I created a symbol depicting the circle and its principles:
Seven people, each having a different color, where every color stands for a different assignment or ability, creating a unit to achieve a higher goal (like parenting, for instance). The number seven is also important to me.
The culture I remember had no school as an institution, and even no government like here on Earth. It was a more decentralized approach, connecting the different circles when necessary, building greater circles from the smaller ones. There was no democracy, meaning no elections of leaders. A circle speaks with one voice. When I bigger goal wanted to be achieved, the smaller circles connect to each other. No one was forced to participate or pay if he didn't want to be part of a circle. I think that's why I became an anarchist here on Earth – because that's the closest to what I remember emotionally.

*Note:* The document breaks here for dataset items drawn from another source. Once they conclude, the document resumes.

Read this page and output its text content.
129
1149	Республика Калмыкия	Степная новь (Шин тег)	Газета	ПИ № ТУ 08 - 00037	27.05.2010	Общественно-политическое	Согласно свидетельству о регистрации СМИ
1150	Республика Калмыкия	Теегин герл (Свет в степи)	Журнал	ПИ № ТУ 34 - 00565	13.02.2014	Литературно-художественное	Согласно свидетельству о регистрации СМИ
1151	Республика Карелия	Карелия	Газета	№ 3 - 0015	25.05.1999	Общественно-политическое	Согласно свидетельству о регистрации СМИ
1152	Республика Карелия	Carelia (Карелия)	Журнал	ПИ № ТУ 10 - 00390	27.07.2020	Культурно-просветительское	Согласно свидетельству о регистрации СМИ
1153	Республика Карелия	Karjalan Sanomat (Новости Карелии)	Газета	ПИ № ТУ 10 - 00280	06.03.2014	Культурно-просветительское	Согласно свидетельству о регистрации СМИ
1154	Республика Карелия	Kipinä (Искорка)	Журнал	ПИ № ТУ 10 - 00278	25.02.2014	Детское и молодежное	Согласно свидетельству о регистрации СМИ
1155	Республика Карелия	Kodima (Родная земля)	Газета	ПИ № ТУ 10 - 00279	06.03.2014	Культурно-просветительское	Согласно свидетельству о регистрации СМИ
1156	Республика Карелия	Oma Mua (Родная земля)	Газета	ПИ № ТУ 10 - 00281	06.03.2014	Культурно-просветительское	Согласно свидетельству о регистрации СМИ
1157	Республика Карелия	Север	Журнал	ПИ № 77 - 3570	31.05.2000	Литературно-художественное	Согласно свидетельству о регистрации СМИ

If you now ask what's the negative downside of that culture: Well, I think they were not very good at self-defense, or they underestimated the dangers. I feel like they suffered a lot after they run across the wrong people, like a nerd that runs into a bully. Emotionally, I mean as I feel it now, the enemy looks like a grey being, like the ones that work for the reptilians, and I feel revulsion and hatred for them. Interestingly, I don't feel the same about the reptilians as depicted by Farsight.
Oh, and one thing is also very interesting: I think there was telepathy, and I somehow miss it because the confusion attached to the language that is used here can be very frustrating. I like to have clear and logical definitions. But at the same time, I don't want to connect telepathically to the people here on Earth, like someone who doesn't want to jump into muddy waters. I want to be left alone, at least telepathically. It's like I have zero trust because I'm in enemy territory.
On the other hand, there's a strong push towards truth and disclosure. That's why I'm here, providing theories and questions like my people would do it in order to get to the truth.